22.07.2019 | 08:39 Uhr
Lega waters down flat tax election promise
Peripheral spreads tightened during the week, although on Friday Italian bonds came under some pressure after speculation on a possible upcoming fall of the Lega-5-Star government. The supposed deadline is July 20th, to allow for new elections before the Autumn budget round. Last week’s sell-off in Spanish and Portuguese bonds only lasted for two days as speeches by ECB members increased the prospects for further stimulus in September. Italian bonds have returned 8.9% year-to-date, Spanish bonds 8.9%, Portuguese bonds 8.7% and Irish bonds 6.6%.
The Italian government is considering to introduce a reduced, flat tax rate of 15% on personal incomes in 2020, but only on the part of the income in excess of 2019 levels. A flat tax on incomes has been the main policy pledge of the ruling Lega party. A flat tax rate of 15% on incremental incomes is estimated to cost just EUR 2bn, as opposed to several tens of billions if a flat rate on all incomes would be implemented.
Negotiations between the Socialist PSOE and Podemos broke down this week, as PSOE leader Sanchez refused to give ministerial positions to Podemos members. This increases the chances of renewed elections around September.

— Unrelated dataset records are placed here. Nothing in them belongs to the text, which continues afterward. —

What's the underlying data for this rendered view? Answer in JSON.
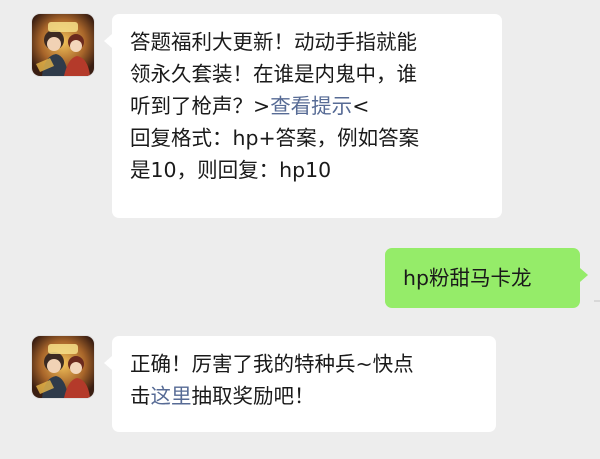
{
  "colors": {
    "background": "#ededed",
    "bubble_white": "#ffffff",
    "bubble_green": "#95ec69",
    "link": "#576b95"
  },
  "messages": [
    {
      "side": "left",
      "line1": "答题福利大更新！动动手指就能",
      "line2": "领永久套装！在谁是内鬼中，谁",
      "line3_pre": "听到了枪声？>",
      "line3_link": "查看提示",
      "line3_post": "<",
      "line4": "回复格式：hp+答案，例如答案",
      "line5": "是10，则回复：hp10"
    },
    {
      "side": "right",
      "text": "hp粉甜马卡龙"
    },
    {
      "side": "left",
      "line1": "正确！厉害了我的特种兵~快点",
      "line2_pre": "击",
      "line2_link": "这里",
      "line2_post": "抽取奖励吧！"
    }
  ],
  "avatar": {
    "icon": "game-character-avatar"
  }
}
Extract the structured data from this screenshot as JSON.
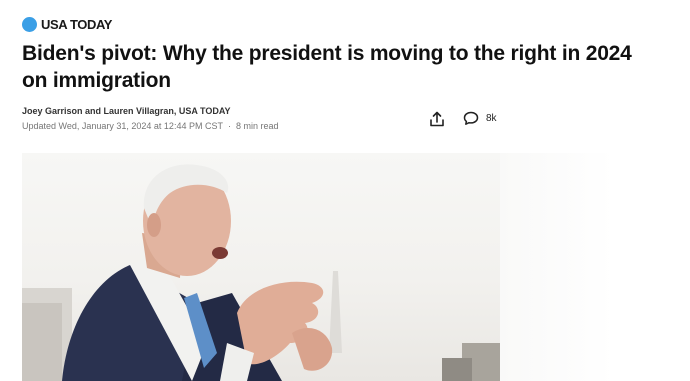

Although PSOE won the 28-April elections, they remain well short of an absolute majority. Latest polls show PSOE would gain even more seats than in the 28 April ballot. The Spanish economy continues to ignore the political uncertainty and seems to weather the slowdown in the rest of Europe well, thanks to solid growth in the services sector.
Ahead of next week’s ECB meeting, at which the central bank is expected to pave the way for fresh policy easing in September, ECB staff seemingly have begun studying a potential revamp of their inflation goal of “below but close to 2%”. In his Sintra speech from last month President Draghi already emphasized that there was conviction at the ECB in pursuing the inflation goal in a “ symmetric” fashion. That would allow the ECB to keep inflation above 2% for a while after a period of inflation weakness, and hence to keep policy accomodative even longer.
We used the sell-off in Portuguese bonds to close the underweight in PGBs. Moreover we bought 4-year Italian inflation-linked bonds. We believe peripheral risk will remain well supported in the run up to the ECB meeting next Thursday. After a period of weakness, inflation linked bonds are expected to gain ground as the ECB steps up its efforts to revive inflation expectations. The fund is 42% invested in peripheral bonds, which is 1% above the level of the index. Year to date the absolute return of the fund is 7.22%*.
* Robeco Euro Government Bonds, gross of fees, based on Net Asset Value, 18 July, 2019. The value of your investments may fluctuate. Past results are no guarantee of future performance.